Nous avons eu un écho très positif notamment à partir du moment où les clients ont vu comment on a géré le problème d’une manière professionnelle ce qui a conduit au renforcement de la relation avec les clients car ils ont vu que leur concessionnaire ne leur a rien caché au contraire notre communication concernant ce problème s’est faite sur les colonnes de la presse d’une manière transparente et nos clients se sont sentis entre de bonnes mains.

Nous avons choisi cette manière de communiquer parce que notre culture est bâtie sur la bonne communication extérieure.
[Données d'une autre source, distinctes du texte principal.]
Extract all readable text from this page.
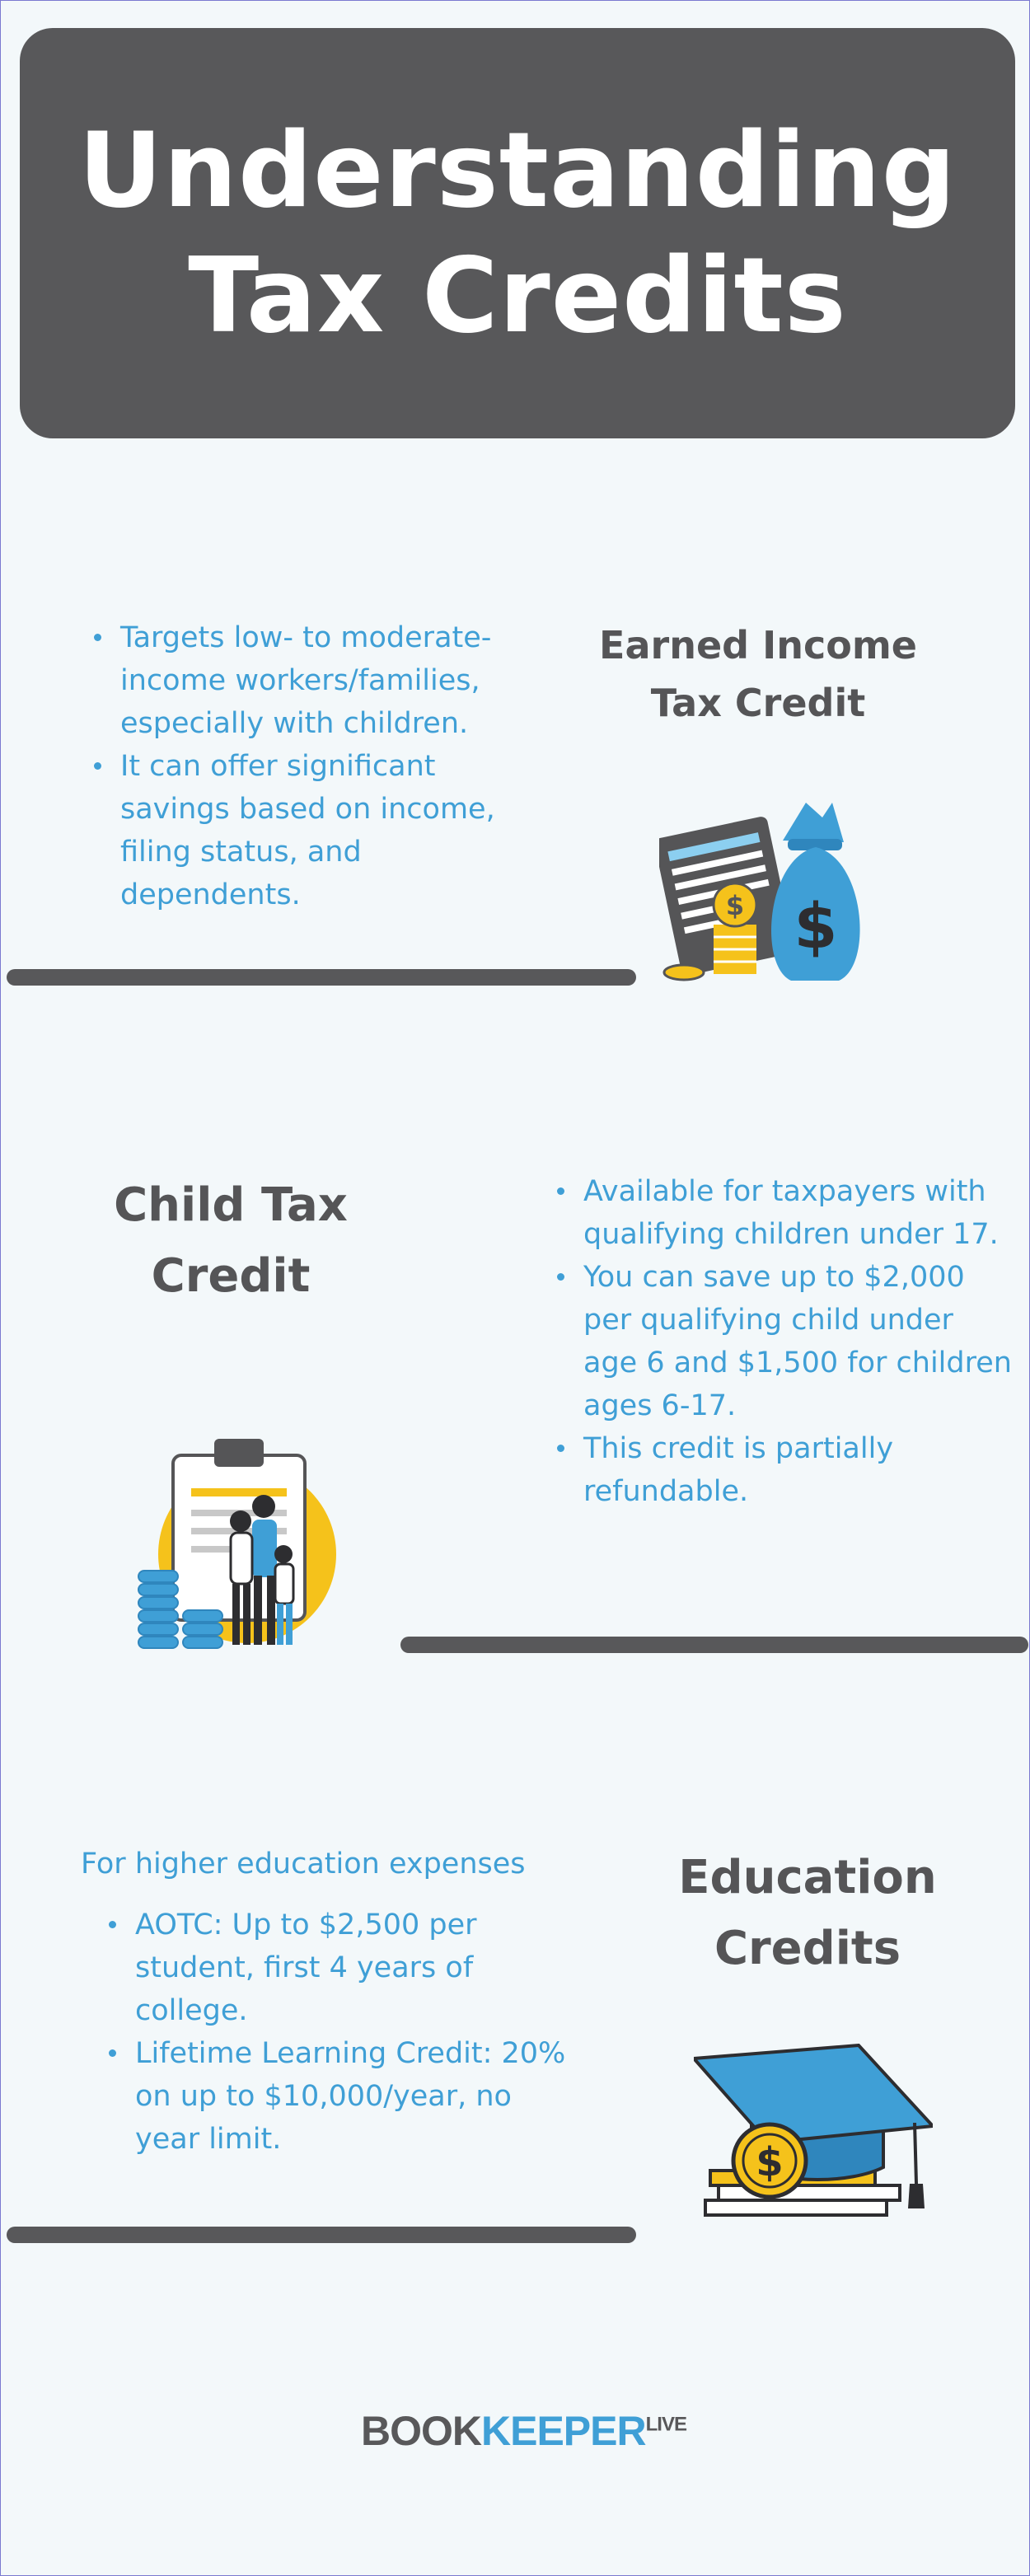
Understanding Tax Credits
Targets low- to moderate-income workers/families, especially with children.
It can offer significant savings based on income, filing status, and dependents.
Earned Income Tax Credit
$
$
Child Tax Credit
Available for taxpayers with qualifying children under 17.
You can save up to $2,000 per qualifying child under age 6 and $1,500 for children ages 6-17.
This credit is partially refundable.
For higher education expenses
AOTC: Up to $2,500 per student, first 4 years of college.
Lifetime Learning Credit: 20% on up to $10,000/year, no year limit.
Education Credits
$
$BOOKKEEPER^{LIVE}$
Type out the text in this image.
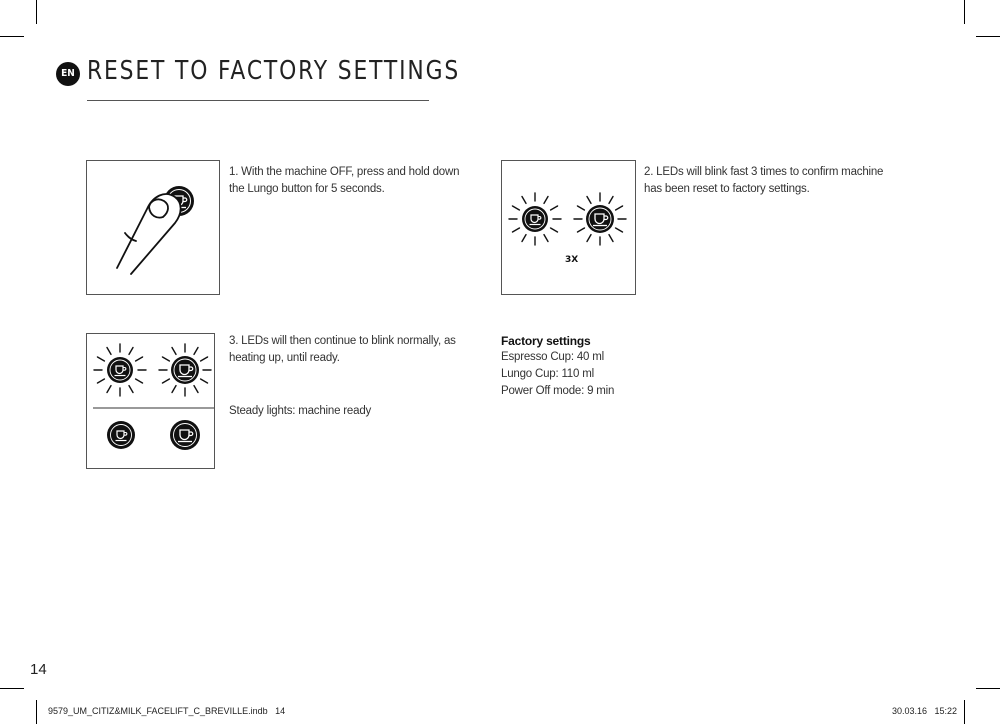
EN RESET TO FACTORY SETTINGS
1. With the machine OFF, press and hold down the Lungo button for 5 seconds.
3X
2. LEDs will blink fast 3 times to confirm machine has been reset to factory settings.
3. LEDs will then continue to blink normally, as heating up, until ready.
Steady lights: machine ready
Factory settings
Espresso Cup: 40 ml
Lungo Cup: 110 ml
Power Off mode: 9 min
14
9579_UM_CITIZ&MILK_FACELIFT_C_BREVILLE.indb   14	30.03.16   15:22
Nous avons des partenaires qui sont des clients d’abord, l’état et ensuite la presse et les médias d’une manière générale et tous étaient unanimes à reconnaitre qu’ils ont été très bien informés. Toute cette opération apporte à Toyota Algérie un plus de maturité qui nous sera d’un apport à l’avenir avec l’évolution du marché vers une vraie maturité.

– Parlons du service après vente chez Toyota Algérie; Quelle est votre situation et quel est le taux de satisfaction des clients? 
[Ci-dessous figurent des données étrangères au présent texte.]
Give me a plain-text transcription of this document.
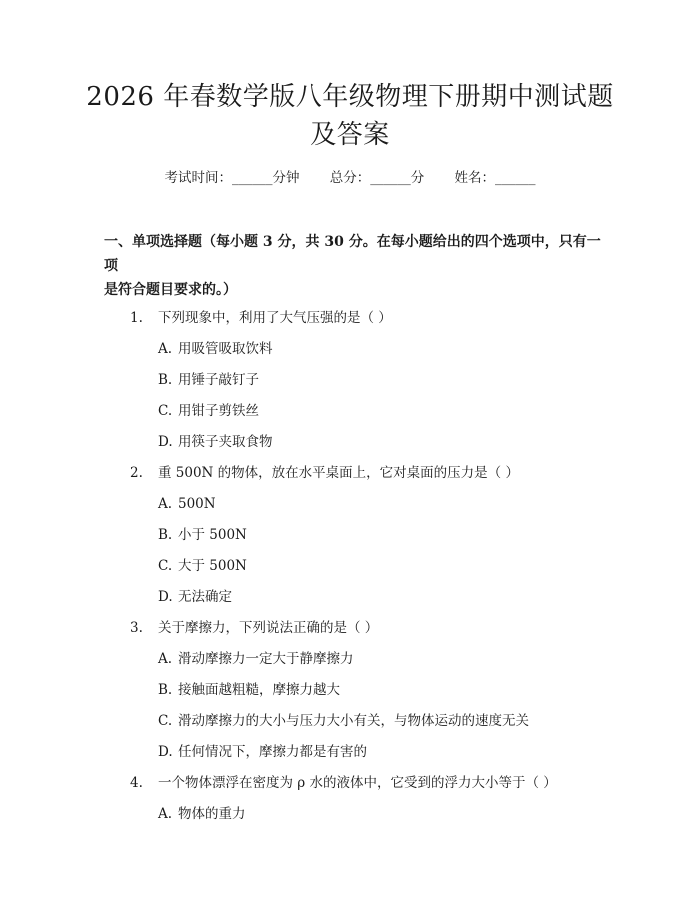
2026 年春数学版八年级物理下册期中测试题
及答案
考试时间：______分钟 总分：______分 姓名：______
一、单项选择题（每小题 3 分，共 30 分。在每小题给出的四个选项中，只有一项
是符合题目要求的。）
1. 下列现象中，利用了大气压强的是（ ）
A. 用吸管吸取饮料
B. 用锤子敲钉子
C. 用钳子剪铁丝
D. 用筷子夹取食物
2. 重 500N 的物体，放在水平桌面上，它对桌面的压力是（ ）
A. 500N
B. 小于 500N
C. 大于 500N
D. 无法确定
3. 关于摩擦力，下列说法正确的是（ ）
A. 滑动摩擦力一定大于静摩擦力
B. 接触面越粗糙，摩擦力越大
C. 滑动摩擦力的大小与压力大小有关，与物体运动的速度无关
D. 任何情况下，摩擦力都是有害的
4. 一个物体漂浮在密度为 ρ 水的液体中，它受到的浮力大小等于（ ）
A. 物体的重力
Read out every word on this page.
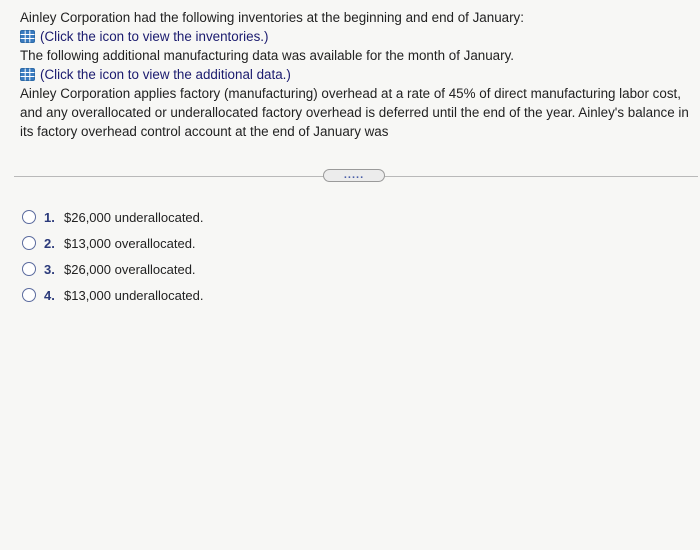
Ainley Corporation had the following inventories at the beginning and end of January:
(Click the icon to view the inventories.)
The following additional manufacturing data was available for the month of January.
(Click the icon to view the additional data.)
Ainley Corporation applies factory (manufacturing) overhead at a rate of 45% of direct manufacturing labor cost,
and any overallocated or underallocated factory overhead is deferred until the end of the year. Ainley's balance in
its factory overhead control account at the end of January was
.....
1. $26,000 underallocated.
2. $13,000 overallocated.
3. $26,000 overallocated.
4. $13,000 underallocated.
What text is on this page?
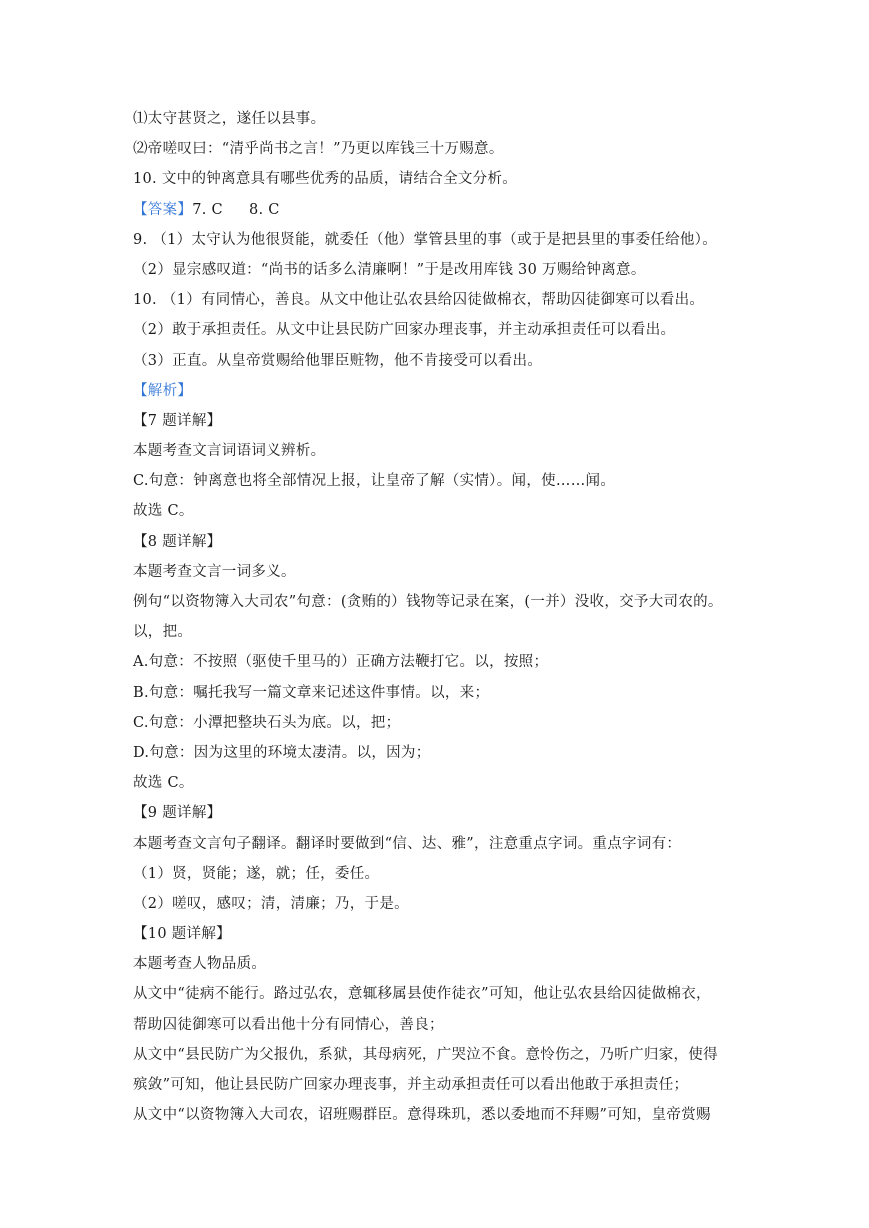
⑴太守甚贤之，遂任以县事。
⑵帝嗟叹曰：“清乎尚书之言！”乃更以库钱三十万赐意。
10. 文中的钟离意具有哪些优秀的品质，请结合全文分析。
【答案】7. C 8. C
9. （1）太守认为他很贤能，就委任（他）掌管县里的事（或于是把县里的事委任给他）。
（2）显宗感叹道：“尚书的话多么清廉啊！”于是改用库钱 30 万赐给钟离意。
10. （1）有同情心，善良。从文中他让弘农县给囚徒做棉衣，帮助囚徒御寒可以看出。
（2）敢于承担责任。从文中让县民防广回家办理丧事，并主动承担责任可以看出。
（3）正直。从皇帝赏赐给他罪臣赃物，他不肯接受可以看出。
【解析】
【7 题详解】
本题考查文言词语词义辨析。
C.句意：钟离意也将全部情况上报，让皇帝了解（实情）。闻，使……闻。
故选 C。
【8 题详解】
本题考查文言一词多义。
例句“以资物簿入大司农”句意：(贪贿的）钱物等记录在案，(一并）没收，交予大司农的。
以，把。
A.句意：不按照（驱使千里马的）正确方法鞭打它。以，按照；
B.句意：嘱托我写一篇文章来记述这件事情。以，来；
C.句意：小潭把整块石头为底。以，把；
D.句意：因为这里的环境太凄清。以，因为；
故选 C。
【9 题详解】
本题考查文言句子翻译。翻译时要做到“信、达、雅”，注意重点字词。重点字词有：
（1）贤，贤能；遂，就；任，委任。
（2）嗟叹，感叹；清，清廉；乃，于是。
【10 题详解】
本题考查人物品质。
从文中“徒病不能行。路过弘农，意辄移属县使作徒衣”可知，他让弘农县给囚徒做棉衣，
帮助囚徒御寒可以看出他十分有同情心，善良；
从文中“县民防广为父报仇，系狱，其母病死，广哭泣不食。意怜伤之，乃听广归家，使得
殡敛”可知，他让县民防广回家办理丧事，并主动承担责任可以看出他敢于承担责任；
从文中“以资物簿入大司农，诏班赐群臣。意得珠玑，悉以委地而不拜赐”可知，皇帝赏赐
-Sur ce segment du business automobile, nous sommes en constante évolution. Au début, les clients cherchent le prix puis avec le temps ils comprennent bien que le plus important et le plus économique pour eux est la qualité du service et de la pièce de rechange.
 
La maintenance automobile chez Toyota Algérie est en constante évolution d’année en année. En 2004, nous étions les meilleurs de loin parce que nous étions les premiers à mettre en place un service après vente de haut niveau puis la fulgurante évolution du marché a fait que nous n’avions pas pu suivre cette cadence ce qui a perturbé le taux de satisfaction de notre clientèle.
 
Aujourd’hui, le marché accuse un ralentissement ce qui nous a permis de réajuster les choses en terme d’organisation. Nous avons beaucoup amélioré notre ‘’process’’, nous opérons des évolutions sur site avec des réalisations d’infrastructures nouvelles et d’équipements performants à la pointe de la technologie.
 
Actuellement, sur un point de vue commercial, je peux vous dire que c’est le volet qui nous permet de souffler et de maintenir le moral dans le marché automobile algérien grâce au service après vente qui fonctionne parfaitement en terme de satisfaction des clients qui sont très bien pris en charge au niveau de nos services en un temps court avec même des réajustements des horaires de fonctionnement du service après vente chez Toyota Algérie qui ouvre désormais à partir de 7h30 du matin.
 
Nous cherchons à travers tout cela la satisfaction des clients. Il y a quelques années, le souci pour eux était la disponibilité de la pièce de rechange, actuellement ce problème est réglé et ils sont à l’affut du concessionnaire qui les accueille bien et qui répare bien la panne de la voiture en un temps raisonnable. C’est un but que seulement les professionnels pourront atteindre.